Efficient Matrix-Free High-Order Finite Element Evaluation for Simplicial Elements

Abstract

With the gap between processor clock speeds and memory bandwidth speeds continuing to increase, the use of arithmetically intense schemes, such as high-order finite element methods, continues to be of considerable interest. In particular, the use of matrix-free formulations of finite element operators for tensor-product elements of quadrilaterals in two dimensions and hexahedra in three dimensions, in combination with single-instruction multiple-data instruction sets, is a well-studied topic at present for the efficient implicit solution of elliptic equations. However, a considerable limiting factor for this approach is the use of meshes comprising of only quadrilaterals or hexahedra, the creation of which is still an open problem within the mesh generation community.

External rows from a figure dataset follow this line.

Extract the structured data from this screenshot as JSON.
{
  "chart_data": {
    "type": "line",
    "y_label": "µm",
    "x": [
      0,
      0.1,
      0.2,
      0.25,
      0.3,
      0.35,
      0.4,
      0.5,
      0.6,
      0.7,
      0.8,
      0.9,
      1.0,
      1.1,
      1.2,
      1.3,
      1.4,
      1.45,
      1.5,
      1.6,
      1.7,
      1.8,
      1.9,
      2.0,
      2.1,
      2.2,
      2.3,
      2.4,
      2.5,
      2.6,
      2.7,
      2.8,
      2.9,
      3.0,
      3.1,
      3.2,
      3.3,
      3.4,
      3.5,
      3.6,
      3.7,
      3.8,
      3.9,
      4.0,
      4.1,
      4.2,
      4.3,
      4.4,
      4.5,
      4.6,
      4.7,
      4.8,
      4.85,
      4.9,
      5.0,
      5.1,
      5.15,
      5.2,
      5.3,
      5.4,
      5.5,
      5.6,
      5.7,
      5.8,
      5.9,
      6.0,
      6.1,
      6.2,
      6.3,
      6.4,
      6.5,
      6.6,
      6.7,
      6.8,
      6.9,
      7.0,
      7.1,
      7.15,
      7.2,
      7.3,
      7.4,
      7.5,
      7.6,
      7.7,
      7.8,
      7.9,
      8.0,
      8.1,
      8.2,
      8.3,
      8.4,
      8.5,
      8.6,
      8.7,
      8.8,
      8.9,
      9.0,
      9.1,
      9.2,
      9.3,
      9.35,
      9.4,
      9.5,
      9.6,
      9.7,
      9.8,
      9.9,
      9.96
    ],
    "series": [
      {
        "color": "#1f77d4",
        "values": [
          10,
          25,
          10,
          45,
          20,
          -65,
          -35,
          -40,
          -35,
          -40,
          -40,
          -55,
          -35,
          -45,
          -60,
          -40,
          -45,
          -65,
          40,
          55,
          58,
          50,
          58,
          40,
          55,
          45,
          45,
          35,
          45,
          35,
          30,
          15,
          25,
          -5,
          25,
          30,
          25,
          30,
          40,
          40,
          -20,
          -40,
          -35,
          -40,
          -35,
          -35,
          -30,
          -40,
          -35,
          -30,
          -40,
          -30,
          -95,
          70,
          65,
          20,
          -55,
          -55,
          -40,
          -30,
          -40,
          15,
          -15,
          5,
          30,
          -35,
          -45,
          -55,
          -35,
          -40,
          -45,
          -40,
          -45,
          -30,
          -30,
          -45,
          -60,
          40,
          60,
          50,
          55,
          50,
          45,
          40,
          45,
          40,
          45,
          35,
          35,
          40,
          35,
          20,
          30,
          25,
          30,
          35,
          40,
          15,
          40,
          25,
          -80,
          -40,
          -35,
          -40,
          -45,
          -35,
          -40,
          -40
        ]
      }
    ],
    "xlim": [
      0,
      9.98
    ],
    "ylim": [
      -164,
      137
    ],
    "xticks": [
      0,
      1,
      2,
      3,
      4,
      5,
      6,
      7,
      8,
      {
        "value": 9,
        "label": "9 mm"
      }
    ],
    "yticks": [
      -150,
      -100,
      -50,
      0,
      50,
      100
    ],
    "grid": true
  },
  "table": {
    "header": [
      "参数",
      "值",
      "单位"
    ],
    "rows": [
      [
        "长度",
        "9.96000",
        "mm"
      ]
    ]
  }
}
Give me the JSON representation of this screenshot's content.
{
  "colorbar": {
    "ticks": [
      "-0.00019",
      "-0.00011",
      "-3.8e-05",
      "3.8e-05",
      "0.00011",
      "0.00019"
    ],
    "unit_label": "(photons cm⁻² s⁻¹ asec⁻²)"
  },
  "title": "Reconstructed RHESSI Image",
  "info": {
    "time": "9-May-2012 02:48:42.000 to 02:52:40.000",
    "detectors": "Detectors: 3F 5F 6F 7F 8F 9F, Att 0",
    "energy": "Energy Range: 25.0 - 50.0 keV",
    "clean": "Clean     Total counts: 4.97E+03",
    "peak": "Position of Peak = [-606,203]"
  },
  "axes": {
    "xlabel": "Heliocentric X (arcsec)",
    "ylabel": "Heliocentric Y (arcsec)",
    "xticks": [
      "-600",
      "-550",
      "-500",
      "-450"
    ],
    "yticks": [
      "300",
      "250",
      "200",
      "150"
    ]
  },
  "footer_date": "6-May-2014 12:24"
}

In this article, we study the efficiency of high-order finite element operators for the Helmholtz equation with a focus on extending this approach to unstructured meshes of triangles, tetrahedra, and prismatic elements using the spectral/$hp$ element method and corresponding tensor-product bases for these element types. We show that although performance is naturally degraded when going from hexahedra to these simplicial elements, efficient implementations can still be obtained that are capable of attaining 50% through 70% floating point operations of the peak of processors with both AVX2 and AVX512 instruction sets.